Roberts v. Ace Hardware, Inc., 515 F. Supp. 29 (N.D. Ohio 1981)

US District Court for the Northern District of Ohio - 515 F. Supp. 29 (N.D. Ohio 1981)
June 2, 1981

515 F. Supp. 29 (1981)

Lester ROBERTS, et al., Plaintiffs,
ACE HARDWARE, INC., et al., Defendants.

Civ. A. No. 79-653.

United States District Court, N. D. Ohio, W. D.

June 2, 1981.

*30 Robert J. Affeldt, Sylvania, Ohio, for plaintiffs.

James F. Hendricks, Jr., Oak Brook, Ill., Theodore M. Rowen, Toledo, Ohio, for defendants.
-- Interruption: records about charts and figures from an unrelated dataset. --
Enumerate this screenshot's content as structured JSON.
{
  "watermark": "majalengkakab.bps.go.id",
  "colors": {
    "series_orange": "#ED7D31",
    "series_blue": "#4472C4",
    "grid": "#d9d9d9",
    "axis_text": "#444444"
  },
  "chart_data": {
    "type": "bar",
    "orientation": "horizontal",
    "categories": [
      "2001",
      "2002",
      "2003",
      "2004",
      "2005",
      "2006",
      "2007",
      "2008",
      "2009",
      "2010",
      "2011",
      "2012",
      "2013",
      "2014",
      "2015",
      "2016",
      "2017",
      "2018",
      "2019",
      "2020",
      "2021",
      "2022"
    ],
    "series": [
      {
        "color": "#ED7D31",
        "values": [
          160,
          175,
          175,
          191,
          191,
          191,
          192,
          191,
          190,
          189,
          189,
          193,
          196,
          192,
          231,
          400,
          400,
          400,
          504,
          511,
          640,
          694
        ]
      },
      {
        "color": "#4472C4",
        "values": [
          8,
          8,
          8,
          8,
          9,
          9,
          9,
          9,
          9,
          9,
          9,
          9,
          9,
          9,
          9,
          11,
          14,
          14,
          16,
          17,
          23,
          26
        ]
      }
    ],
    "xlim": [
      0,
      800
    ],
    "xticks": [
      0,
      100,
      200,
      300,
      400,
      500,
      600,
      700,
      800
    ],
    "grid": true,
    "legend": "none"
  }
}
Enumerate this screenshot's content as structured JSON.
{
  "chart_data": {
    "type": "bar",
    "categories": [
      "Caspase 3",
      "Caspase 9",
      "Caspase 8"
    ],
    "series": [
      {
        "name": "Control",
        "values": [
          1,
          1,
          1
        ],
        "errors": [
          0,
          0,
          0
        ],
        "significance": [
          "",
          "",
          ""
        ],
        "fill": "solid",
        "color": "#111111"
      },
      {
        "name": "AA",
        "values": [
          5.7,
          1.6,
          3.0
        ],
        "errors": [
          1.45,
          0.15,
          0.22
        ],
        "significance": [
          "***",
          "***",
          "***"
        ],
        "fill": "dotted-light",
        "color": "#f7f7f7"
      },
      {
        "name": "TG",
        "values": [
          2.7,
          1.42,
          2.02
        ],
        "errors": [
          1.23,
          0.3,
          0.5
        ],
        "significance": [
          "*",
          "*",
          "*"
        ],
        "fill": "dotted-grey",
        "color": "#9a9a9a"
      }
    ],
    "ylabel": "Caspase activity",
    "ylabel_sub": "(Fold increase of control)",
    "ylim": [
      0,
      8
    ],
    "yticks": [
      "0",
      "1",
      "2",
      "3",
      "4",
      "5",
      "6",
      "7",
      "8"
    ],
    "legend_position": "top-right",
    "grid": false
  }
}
DON J. YOUNG, District Judge.

In this action plaintiff's counsel has filed a motion asking the judge to recuse himself because of bias against plaintiffs' counsel. Plaintiffs' counsel, in an elaborate memorandum, has set forth a long list of rulings and actions by this Court which, he argues, are so completely erroneous that they could only be the result of personal bias against counsel.

The defendants have opposed the motion, basically on technical grounds applicable to motions under 28 U.S.C. § 144. However, the Sixth Circuit Court of Appeals, in Roberts v. Bailar, 625 F.2d 125, 128 (1980), says:

"Section 455(a) [28 U.S.C. § 455(a)] is a self-executing provision for the disqualification of federal judges. There is no particular procedure that a party must follow to obtain judicial disqualification under § 455(a). Instead, the section sets forth a mandatory guideline that federal judges must observe sua sponte." (Footnote omitted)

The Court of Appeals goes on to say:

"The standard is now objective. It asks what a reasonable person knowing all the relevant facts would think about the impartiality of the judge." (Footnote omitted)

625 F.2d at 129.

This judge has been a trial judge for just short of twenty-nine years, almost always sitting in small courts, not large metropolitan ones. Hearing and decision of lawsuits has become a very cold and impersonal matter, in which the only concern is to resolve the dispute by application of the rules of the law. "It takes two to make a quarrel." Consequently, in any trial the opposing counsel present and maintain conflicting views of both the facts and the law. Nor, even in the long run, does the law of averages prevail for counsel. If the rulings cited by plaintiffs' counsel in his brief as evidence of bias were examined in context, it would appear that they were all instances where the views of opposing counsel prevailed. Naturally, plaintiffs' counsel cites none of the many, and probably more numerous, instances when the rulings were in his favor.

It is not so easy as the Congress and the Court of Appeals seem to think it is to determine what "a reasonable person knowing all the relevant facts" would think about anything, much less about the impartiality of a judge. The matter is not really one of logic and reasonableness. This judge is in no way biased against plaintiffs' counsel. There is no reason why he should be. With a small bar and a small court, any active trial lawyer will appear frequently before the judge, and will receive a large number of rulings, both favorable and adverse. However, in this situation, it is human nature to remember only the adverse rulings. People generally hate to lose more than they like to win.

As this judge has said before, in these days when public relations are all-important, it sometimes appears that the image is of greater consequence than the reality. Whatever logic may dictate, a person who feels very strongly that he is the victim of judicial prejudice carries with him a very *31 poor image of the justice system with which he is perforce involved. Hence, a sensitive judge is inclined to feel that once a party to an action becomes convinced in his own mind that the judge is prejudiced against him, it makes no difference, as a practical matter, that he is mistaken in his conviction.

Before coming to this bench, where 28 U.S.C. § 455 governs, this judge almost invariably disqualified himself, rather than to try to convince the complaining party that he was not prejudiced. He looked very broadly upon the reasonableness of a party's questioning of his impartiality. Even though a disinterested person might not be reasonable in questioning the judge's impartiality, the test of what is reasonable for a very much interested person must necessarily be very much different. The question of reasonableness ought to be approached from the viewpoint of the party to the action, not of that famous fictitious character, the reasonable man. There is, in this sense, a conflict between emotion and logic. As Mr. Justice Holmes said "Not logic, but experience, is the lifeblood of the law." Emotion is a major component of experience, and should, therefore, not be disregarded.

This judge regrets that plaintiffs' counsel has let his emotions override his judgment, to the extent that he feels there is a bias against him which does not in fact exist. Here, however, we are not concerned with facts, but with feelings. The justice system would be impaired in its functioning if plaintiffs' counsel were forced to trial before a judge that he is convinced, however wrongly, is biased against him. This judge therefore recuses himself and will not proceed further herein. The case will be transferred to Chief Judge Battisti for reassignment to another judge.

THEREFORE, for the reasons stated, good cause therefor appearing, it is

ORDERED that this case should be and hereby is TRANSFERRED to Chief Judge Battisti for reassignment.